After years of overconsuming, undersaving and hoping that the housing market would provide for a comfortable retirement, there is a growing realization that the UK is heading for a massive pension crisis.
The crisis is most acute in the private sector. Today, BT confirmed the extent of the problem. It is looking to minimize their pension liabilities by raising the retirement age and reducing the pension benefit. More ominously, BT might try to push some of their liabilities onto the state. BT hope to interprete "a guarantee in respect of its scheme members to cover not only all pension benefits earned before privatisation, but also benefits earned by those who remained after going public."
It is all coming together; an ageing population, a crashing housing market, collapsing equity prices, and a rising fiscal deficit. Neither the state pension nor private sector schemes can guarantee a reasonable retirement for today's workers.

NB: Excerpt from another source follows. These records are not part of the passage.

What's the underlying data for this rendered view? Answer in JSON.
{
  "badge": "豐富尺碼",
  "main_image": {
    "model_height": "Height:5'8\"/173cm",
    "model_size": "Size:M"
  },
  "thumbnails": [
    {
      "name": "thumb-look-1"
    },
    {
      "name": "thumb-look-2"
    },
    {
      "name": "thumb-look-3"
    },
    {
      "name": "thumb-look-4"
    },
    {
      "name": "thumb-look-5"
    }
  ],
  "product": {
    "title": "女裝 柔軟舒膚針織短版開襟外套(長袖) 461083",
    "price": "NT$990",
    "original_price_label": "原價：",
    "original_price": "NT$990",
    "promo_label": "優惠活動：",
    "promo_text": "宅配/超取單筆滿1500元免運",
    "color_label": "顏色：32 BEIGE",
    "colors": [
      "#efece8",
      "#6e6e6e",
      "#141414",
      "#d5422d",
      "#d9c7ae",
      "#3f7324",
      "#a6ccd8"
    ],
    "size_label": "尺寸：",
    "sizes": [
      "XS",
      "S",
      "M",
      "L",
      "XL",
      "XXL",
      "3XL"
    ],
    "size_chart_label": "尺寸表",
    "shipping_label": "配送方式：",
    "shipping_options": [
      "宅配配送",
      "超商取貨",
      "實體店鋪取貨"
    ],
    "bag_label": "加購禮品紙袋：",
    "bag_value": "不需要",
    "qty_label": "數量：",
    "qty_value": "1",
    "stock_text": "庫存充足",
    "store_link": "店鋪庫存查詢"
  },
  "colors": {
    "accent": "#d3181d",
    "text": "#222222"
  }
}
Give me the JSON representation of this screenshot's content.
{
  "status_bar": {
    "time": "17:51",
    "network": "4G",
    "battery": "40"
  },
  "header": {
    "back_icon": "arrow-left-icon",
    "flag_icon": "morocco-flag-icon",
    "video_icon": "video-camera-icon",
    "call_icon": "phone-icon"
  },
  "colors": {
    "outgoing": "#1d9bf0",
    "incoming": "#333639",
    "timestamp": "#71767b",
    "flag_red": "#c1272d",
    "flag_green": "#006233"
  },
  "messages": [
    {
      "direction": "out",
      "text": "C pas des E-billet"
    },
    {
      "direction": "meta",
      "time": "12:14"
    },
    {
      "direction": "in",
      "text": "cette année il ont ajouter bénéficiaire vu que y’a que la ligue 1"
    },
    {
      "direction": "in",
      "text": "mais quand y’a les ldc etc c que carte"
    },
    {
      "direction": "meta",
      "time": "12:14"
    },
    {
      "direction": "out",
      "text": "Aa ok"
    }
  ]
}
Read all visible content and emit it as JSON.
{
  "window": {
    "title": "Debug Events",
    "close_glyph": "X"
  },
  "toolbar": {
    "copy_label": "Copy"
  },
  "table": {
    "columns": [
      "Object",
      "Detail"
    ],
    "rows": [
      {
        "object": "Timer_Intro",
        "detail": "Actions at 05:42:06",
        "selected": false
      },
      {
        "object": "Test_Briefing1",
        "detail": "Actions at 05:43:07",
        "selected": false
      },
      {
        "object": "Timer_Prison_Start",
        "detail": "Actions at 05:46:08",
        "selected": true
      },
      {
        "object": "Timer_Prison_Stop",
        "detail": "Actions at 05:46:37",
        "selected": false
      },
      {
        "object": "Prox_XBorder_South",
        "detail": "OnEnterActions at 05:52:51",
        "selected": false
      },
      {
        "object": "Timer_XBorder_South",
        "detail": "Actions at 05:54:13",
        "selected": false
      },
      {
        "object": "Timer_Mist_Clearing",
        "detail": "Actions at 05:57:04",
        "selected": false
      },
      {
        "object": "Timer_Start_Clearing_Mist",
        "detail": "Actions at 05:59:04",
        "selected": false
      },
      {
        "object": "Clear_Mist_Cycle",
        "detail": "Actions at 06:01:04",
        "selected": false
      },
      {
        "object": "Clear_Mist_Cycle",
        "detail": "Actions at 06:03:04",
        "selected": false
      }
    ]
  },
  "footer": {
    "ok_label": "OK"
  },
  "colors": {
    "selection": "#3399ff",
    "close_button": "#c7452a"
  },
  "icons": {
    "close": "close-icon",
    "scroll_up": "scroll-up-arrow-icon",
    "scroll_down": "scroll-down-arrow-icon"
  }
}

There is only one solution; those approaching retirement must stop consuming and start saving.
From the FT....
BT is seeking changes to its final salary pension schemes, including raising the retirement age from 60 to 65 and basing benefits on the average, rather than the final salary, earned before retirement.
BT confirmed that talks with its unions had been under way since May and said the moves were unrelated to the 19 per cent fall in its share price on Friday after the group warned that earnings would fall in 2008-09 because of problems at its division serving multinationals.
Analysts speculate that BT may need to cut dividends, in part because it may need to step up significantly contributions to its pension scheme. However, with only 69,000 active members out of a total of 344,000, the changes to the scheme will do little to alter aggregate liabilities.
According to John Ralfe, an independent pensions consultant, these were roughly three times BT’s market value after Friday’s share price fall to its lowest since privatisation in 1984.
Meanwhile, Mr Ralfe, in a report to be released on Monday, says that if BT’s interpretation of terms of the privatisation are correct, British taxpayers could be on the hook for about £16bn of its pension shortfall if it should suddenly become insolvent.